Northwestern University

Mar
8
Wed 12:00 PM

Wednesdays@PAS: The Berber Groups of Tripolitania and the Emergence of the Ethnic Discourse in Colonial Libya (1911-1922)

recurring see all events in this series

When: Wednesday, March 8, 2017
12:00 PM - 1:15 PM  

Where: 620 Library Place, 1st Floor Conference Room, Evanston, IL 60208 map it

Audience: Faculty/Staff - Student - Public - Post Docs/Docs - Graduate Students

Contact: Program of African Studies   847.491.7323

Group: Program of African Studies

Category: Lectures & Meetings

Description:

Come join PAS for our weekly lunch and lecture. Lunch provided by PAS.

Speaker: Chiara Pagano, PAS visiting scholar, PhD candidate in African History, Roma Tre University, Rome, Italy

Title: The Berber Groups of Tripolitania and the Emergence of the Ethnic Discourse in Colonial Libya (1911-1922)

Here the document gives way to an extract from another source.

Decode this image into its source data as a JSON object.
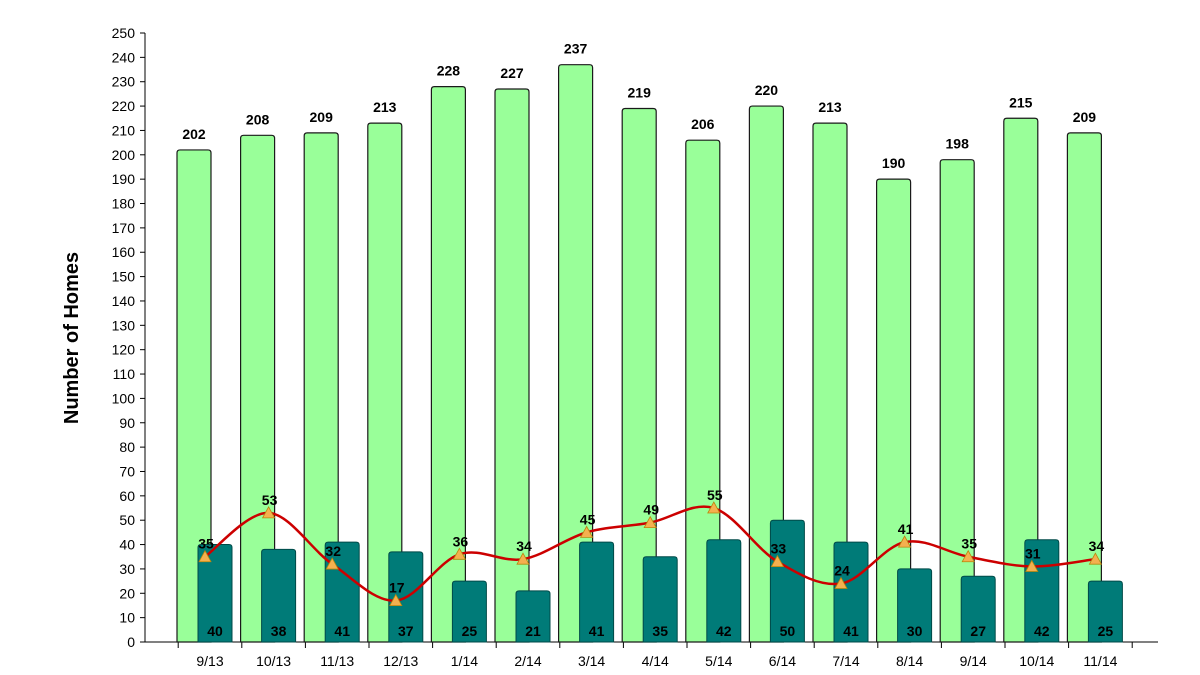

Abstract: Libya is a relatively young territorial aggregate with a long history of changing local equilibriums in which local groups were involved in regional and sub-regional mechanisms of interdependence and competition at a social, economic and political level. Libyan nationalism progressively came out as a reaction to two successive processes of State centralization. The former was promoted during the late Ottoman re-conquest of Tarabulus al-Gharb (Tripolitania) and Barqa (Cyrenaica) provinces; the latter instead was implied by Italian colonization. The rationalization of the public sphere imposed by the advent of Italian colonialism, together with the centralization of power, readjusted the political relationships characterizing pre-colonial societies. New subjectivities were produced and catalogued alongside racial, ethnic, and religious categories. Thus, the gradual process through which the idea of a Libyan Nation has historically emerged engendered the parallel emergence of minority identities, which constitute its corollary.

Addressing the case of social groups inhabiting the Jebel al-Nefusa region (Tripolitania) and the coastal town of Zwara, where the majority of Libya’s Berbers lives, the research’s aim is to retrace how the Arabs-Berbers dichotomy historically emerged, and proved to be a political tool in colonial Libya both for Italian authorities of the early colonial period and the local groups of Tripolitania’s complex society.

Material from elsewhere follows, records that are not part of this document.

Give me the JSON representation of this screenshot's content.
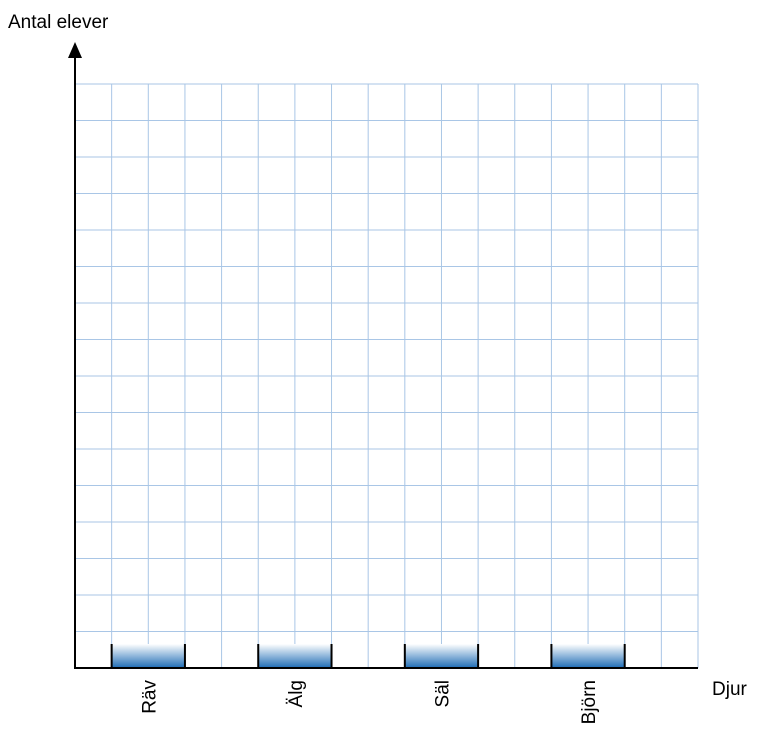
{
  "chart_data": {
    "type": "bar",
    "title": "",
    "ylabel": "Antal elever",
    "xlabel": "Djur",
    "categories": [
      "Räv",
      "Älg",
      "Säl",
      "Björn"
    ],
    "values": [
      0,
      0,
      0,
      0
    ],
    "ylim": [
      0,
      16
    ],
    "grid": true,
    "colors": {
      "grid": "#a9c6e6",
      "bar_top": "#ffffff",
      "bar_bottom": "#1e6cb5",
      "axis": "#000000"
    }
  }
}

Documents and reports produced by colonial functionaries, as well as Italian metropolitan institutions, together with ethnographic, geographic and demographic studies produced by the Italian “colonial library” regarding Libyan population, will serve to assess Italian colonial policy, questioning if it also produced a systematic minority policy, both in religious and ethnic terms. The ethnic minority discourse will be investigated by moving the analysis from a merely cultural approach to a political one, with the aim of retracing the causes of social tensions and political conflicts between Arabs and Berbers. Therefore, it will be emphasized how some group-actors interacting in Tripolitania social and political context during the colonial period appropriated the ethnic discourse in their strategies of intermediations with the colonial authorities to affect the unequal distribution of power and resources at local elites’ level.

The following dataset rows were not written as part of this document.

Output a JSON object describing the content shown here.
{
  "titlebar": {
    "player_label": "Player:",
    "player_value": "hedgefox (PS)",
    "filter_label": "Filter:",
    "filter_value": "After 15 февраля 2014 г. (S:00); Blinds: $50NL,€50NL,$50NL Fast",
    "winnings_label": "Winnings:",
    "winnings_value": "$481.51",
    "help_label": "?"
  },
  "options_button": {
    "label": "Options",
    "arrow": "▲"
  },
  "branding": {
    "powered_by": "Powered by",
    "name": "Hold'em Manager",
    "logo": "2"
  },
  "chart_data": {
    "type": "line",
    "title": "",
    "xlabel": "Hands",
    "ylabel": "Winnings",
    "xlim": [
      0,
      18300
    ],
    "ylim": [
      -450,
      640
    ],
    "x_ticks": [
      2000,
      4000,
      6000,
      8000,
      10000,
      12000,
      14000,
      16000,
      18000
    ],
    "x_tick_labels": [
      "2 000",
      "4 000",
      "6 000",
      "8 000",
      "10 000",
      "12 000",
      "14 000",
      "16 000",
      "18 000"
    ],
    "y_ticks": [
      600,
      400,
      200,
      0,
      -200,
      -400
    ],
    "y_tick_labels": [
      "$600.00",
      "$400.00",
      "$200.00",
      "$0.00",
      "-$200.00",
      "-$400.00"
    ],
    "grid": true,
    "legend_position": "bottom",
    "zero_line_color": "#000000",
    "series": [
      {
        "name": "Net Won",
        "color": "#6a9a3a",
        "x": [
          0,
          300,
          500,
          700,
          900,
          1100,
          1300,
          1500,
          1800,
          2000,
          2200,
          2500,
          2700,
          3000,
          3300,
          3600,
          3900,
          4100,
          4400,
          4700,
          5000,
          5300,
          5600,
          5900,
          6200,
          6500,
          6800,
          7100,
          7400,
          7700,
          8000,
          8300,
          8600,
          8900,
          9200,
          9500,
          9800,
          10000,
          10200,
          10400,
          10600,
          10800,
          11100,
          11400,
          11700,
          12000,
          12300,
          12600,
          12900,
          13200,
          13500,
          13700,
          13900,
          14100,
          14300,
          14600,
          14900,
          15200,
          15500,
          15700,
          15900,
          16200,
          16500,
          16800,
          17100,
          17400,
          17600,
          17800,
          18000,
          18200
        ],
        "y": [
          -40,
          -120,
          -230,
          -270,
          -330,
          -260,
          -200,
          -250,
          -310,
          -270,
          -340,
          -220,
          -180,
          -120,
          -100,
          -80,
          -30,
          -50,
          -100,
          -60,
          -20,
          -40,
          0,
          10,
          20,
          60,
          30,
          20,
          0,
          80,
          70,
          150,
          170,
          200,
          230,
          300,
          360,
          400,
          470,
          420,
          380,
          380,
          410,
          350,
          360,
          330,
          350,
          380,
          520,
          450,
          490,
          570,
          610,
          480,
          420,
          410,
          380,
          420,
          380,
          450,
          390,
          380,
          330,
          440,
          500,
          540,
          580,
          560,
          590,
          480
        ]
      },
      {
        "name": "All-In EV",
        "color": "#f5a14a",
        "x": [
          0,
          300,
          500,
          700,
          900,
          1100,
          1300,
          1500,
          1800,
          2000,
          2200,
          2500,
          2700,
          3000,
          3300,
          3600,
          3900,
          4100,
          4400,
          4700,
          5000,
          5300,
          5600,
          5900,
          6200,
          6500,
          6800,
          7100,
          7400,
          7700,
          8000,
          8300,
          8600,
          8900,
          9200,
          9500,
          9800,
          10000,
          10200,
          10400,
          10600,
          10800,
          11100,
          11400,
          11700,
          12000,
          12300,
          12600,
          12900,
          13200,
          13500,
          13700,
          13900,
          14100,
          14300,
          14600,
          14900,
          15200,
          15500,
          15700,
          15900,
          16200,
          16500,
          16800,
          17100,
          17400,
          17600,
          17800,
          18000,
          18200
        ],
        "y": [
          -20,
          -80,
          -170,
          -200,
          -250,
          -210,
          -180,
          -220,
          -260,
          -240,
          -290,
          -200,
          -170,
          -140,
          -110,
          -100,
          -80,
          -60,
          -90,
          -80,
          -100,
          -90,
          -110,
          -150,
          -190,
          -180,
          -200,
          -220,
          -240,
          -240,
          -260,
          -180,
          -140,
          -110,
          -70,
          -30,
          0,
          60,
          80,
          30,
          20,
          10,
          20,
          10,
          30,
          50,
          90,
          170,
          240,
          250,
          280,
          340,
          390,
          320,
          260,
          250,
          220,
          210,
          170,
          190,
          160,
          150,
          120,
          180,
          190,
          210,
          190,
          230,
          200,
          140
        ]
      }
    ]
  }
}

My argument is that, historically locating the emergence of the Berber ethnic category during the Italian colonial period will allow us to interpret ethnicity in terms of the changing discourses and practices of self-narrative that occurred within Tripolitanian social competition for prominence, involving not only local actors, but the colonial power as well.

Bio: Chiara Pagano is a PhD candidate in African History at the University of Roma Tre doctoral program in European and International Studies. She has been associate Ph. D. student at the Institut de Recherche sur le Maghreb Contemporain of Tunis. Her research interests concern the historical construction of “identity” and “otherness” as instruments of political control, identification and mobilization in colonial and post-colonial Libya. In order to better address these themes she has been conducting her researches in Libya, Egypt, and Tunisia, where she also studied Modern Standard Arabic.